I. Présentation générale des sermons de Hugues de Saint-Cher

a) Sermons modèles

Lorsqu’on entame l’examen d’une série de sermons, il convient de préciser certaines règles fondamentales se rapportant à ce genre oratoire. Notons dès l’abord que la collection de Hugues est essentiellement un texte écrit et non pas une collection de sermons réellement prononcés, comme pourraient l’être les reportationes. Les sermons de Hugues de Saint-Cher sont de véritables sermons modèles ; on peut donc affirmer qu’ils n’ont point été prêchés tels qu’ils se présentent sous forme rédigée. Sermons modèles, ils se trouvent – selon l’expression de Michel Zink – ‘en amont’ de la prédication, contrairement aux reportations qui se situent ‘en aval’ de l’acte duprêche. 254 Néanmoins, ces deux notions - en amont, en aval - ne sont pas forcément exclusives, comme l’a noté le Père Bataillon, car « l’auteur d’un recueil de sermons modèles a naturellement tendance à réutiliser, au service de ses confrères, des sermons qu’il a lui-même prononcés auparavant et dont il a été satisfait. » 255 Cela a pu se produire dans le cas de Hugues de Saint-Cher, qui a très probablement réutilisé ses sermons antérieurs lors de la confection de son sermonnaire à l’usage d’autres prédicateurs.
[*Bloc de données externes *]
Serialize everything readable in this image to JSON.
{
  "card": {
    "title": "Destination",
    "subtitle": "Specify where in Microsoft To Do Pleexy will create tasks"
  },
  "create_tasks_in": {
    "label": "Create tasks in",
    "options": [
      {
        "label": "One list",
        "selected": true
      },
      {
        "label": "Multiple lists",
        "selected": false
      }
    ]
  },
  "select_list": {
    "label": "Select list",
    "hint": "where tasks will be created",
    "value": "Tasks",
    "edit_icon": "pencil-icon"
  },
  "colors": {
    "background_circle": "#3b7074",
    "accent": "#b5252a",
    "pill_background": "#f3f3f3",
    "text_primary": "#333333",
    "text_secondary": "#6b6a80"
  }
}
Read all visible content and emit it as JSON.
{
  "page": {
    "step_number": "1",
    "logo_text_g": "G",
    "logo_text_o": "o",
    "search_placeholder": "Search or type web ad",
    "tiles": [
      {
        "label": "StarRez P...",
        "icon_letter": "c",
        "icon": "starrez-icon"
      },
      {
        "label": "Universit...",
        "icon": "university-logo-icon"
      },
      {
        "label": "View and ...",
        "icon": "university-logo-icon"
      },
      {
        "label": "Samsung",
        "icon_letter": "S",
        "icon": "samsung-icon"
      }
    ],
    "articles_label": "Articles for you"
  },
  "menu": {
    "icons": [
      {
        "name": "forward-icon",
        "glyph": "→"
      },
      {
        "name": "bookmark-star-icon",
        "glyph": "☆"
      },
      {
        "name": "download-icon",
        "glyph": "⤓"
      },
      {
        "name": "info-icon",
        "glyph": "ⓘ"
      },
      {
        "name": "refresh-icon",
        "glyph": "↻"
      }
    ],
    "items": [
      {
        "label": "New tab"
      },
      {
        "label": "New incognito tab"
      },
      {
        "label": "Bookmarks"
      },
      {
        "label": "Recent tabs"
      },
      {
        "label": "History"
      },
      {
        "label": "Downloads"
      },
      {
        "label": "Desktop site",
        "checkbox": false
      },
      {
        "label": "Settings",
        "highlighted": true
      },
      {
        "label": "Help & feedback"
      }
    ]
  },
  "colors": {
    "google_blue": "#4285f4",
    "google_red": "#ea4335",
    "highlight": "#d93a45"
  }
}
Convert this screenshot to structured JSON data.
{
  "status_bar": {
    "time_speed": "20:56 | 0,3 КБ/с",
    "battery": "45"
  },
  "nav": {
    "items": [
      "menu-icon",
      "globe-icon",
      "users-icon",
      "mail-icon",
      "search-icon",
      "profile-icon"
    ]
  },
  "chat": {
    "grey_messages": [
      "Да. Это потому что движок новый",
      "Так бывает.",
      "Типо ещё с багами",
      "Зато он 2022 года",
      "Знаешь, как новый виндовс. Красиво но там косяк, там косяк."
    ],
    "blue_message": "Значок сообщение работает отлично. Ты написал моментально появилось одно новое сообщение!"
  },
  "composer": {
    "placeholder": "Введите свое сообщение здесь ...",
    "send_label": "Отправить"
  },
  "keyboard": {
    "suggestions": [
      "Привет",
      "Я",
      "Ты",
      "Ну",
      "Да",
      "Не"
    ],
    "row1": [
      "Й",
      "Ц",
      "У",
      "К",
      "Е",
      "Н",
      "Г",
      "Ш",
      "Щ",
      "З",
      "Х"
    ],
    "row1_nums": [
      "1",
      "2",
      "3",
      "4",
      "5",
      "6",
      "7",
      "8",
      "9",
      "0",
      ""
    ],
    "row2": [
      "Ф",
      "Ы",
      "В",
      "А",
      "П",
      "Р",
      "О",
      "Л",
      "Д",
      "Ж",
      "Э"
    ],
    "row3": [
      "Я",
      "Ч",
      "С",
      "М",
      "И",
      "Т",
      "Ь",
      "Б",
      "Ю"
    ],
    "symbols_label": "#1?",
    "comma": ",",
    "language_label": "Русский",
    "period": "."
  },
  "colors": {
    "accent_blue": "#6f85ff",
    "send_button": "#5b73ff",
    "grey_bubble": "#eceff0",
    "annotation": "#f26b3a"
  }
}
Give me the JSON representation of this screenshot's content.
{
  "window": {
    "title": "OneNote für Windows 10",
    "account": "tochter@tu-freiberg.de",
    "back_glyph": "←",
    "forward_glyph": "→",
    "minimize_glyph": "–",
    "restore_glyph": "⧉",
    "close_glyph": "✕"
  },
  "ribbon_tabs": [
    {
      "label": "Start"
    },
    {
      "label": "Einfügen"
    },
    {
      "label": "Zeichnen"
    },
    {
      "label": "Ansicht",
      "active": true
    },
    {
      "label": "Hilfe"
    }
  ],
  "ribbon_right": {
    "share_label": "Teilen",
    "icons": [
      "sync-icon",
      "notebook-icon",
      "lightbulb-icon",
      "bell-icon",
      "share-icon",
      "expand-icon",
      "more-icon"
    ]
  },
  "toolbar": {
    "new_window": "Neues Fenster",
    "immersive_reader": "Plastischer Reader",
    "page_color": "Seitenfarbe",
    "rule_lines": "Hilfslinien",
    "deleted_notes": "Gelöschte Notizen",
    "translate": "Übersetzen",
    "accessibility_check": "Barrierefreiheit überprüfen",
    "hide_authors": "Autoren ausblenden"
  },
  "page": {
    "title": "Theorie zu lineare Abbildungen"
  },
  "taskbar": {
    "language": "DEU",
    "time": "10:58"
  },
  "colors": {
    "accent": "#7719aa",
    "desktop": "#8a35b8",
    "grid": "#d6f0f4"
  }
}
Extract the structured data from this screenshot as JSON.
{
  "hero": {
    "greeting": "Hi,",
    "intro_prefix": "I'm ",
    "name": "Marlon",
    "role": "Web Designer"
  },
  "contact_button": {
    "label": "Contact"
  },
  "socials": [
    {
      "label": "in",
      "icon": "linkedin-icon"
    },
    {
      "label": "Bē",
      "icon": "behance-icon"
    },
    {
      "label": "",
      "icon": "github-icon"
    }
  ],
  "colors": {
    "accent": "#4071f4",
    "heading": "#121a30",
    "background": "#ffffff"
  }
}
En partant de l’hypothèse qu’en rédigeant sa collection Hugues a utilisé ses anciens sermons de prédilection, nous pouvons envisager deux cas de figures. Premièrement, les sermons rédigés peuvent refléter fidèlement l’activité pastorale de Hugues durant une année, mais cela suppose un travail de rédaction systématique ainsi qu’une volonté délibérée de constituer un sermonnaire totius anni en amont de la prédication. Deuxièmement, le sermonnaire de Hugues peut être le fruit d’une ré-élaboration de sermons prêchés au cours d’une période plus au moins longue de la carrière du prédicateur. Pour ce qui est de Hugues, ce dernier cas de figure est le plus probable, car en général plusieurs   sermons sont proposés pour un même dimanche. Néanmoins, il est aussi fort  possible que les sermons modèles proviennent - du moins en partie - de la pratique oratoire de Hugues. 256

Un autre problème réside dans le caractère concis, souvent squelettique des sermons. Comment peut-on les considérer comme des bribes de sermons effectivement prononcés quand souvent ils «manquent de vie» ? En effet, les références à la vie du XIIIe siècle sont très rares dans les sermons. Tout porte à croire que cette production oratoire ne dépend pas directement de sermons réellement prononcés de Hugues et qu’il est inutile de chercher à l’origine de chaque sermon un discours antérieur. L’influence que les sermons prononcés exercèrent sur la collection définitive se réalise plutôt au niveau des réminiscences : Hugues puisa probablement dans l’ensemble de son activité oratoire.

Notons dès à présent que la brièveté des sermons va de pair avec l'usage massif d'une technique exégétique : la distinction. Cette technique est importante pour différentes raisons. D'une part, sa présence massive dans les sermons la place avant toute autre forme homilétique - d'autant plus que les sermons sont souvent très abrégés. D'autre part, elle détermine la structure même des sermons qui sont cadencés selon la forme de la distinction. Ce n'est pas par hasard si les sermons de Hugues de Saint-Cher sont souvent désignés sous le nom de «distinctiones». Nous examinerons en détail le rapport entre cette technique exégétique et la forme des sermons au chapitre 4.

Quant au succès des sermons, on peut supposer qu’ils jouirent d’une audience durable aux XIIIe et XIVe siècles, à en croire le grand nombre de manuscrits conservés que nous présenterons avant l'édition du texte.

Notes
254.

M. Zink, La prédication en langue romane avant 1300, Paris, Champion, 1976, p. 204-210.

255.

L.-J. Bataillon, Les problèmes de l’édition des sermons et des ouvrages pour prédicateurs au XIIIe siècle, In. M. Asztalos (éd.), The Editing of Theological and Philosophical Textes from the Middle Ages. Acts of the Conference arranged by the Departement of Classical Language, University of Stockholm, 29-31 august 1984, (Acta Universitatis Stockholmiensis, XXX) Stockholm, 1986, p. 105-120, p. 109.

256.

Jacques Guy Bougerol a aboutit à la même conclusion en étudiant les sermons de Saint Bonaventure. Voir : J. G. Bougerol, Sancti Bonaventurae Sermones Dominicales, Grottaferrata, 1977, p. 8-9.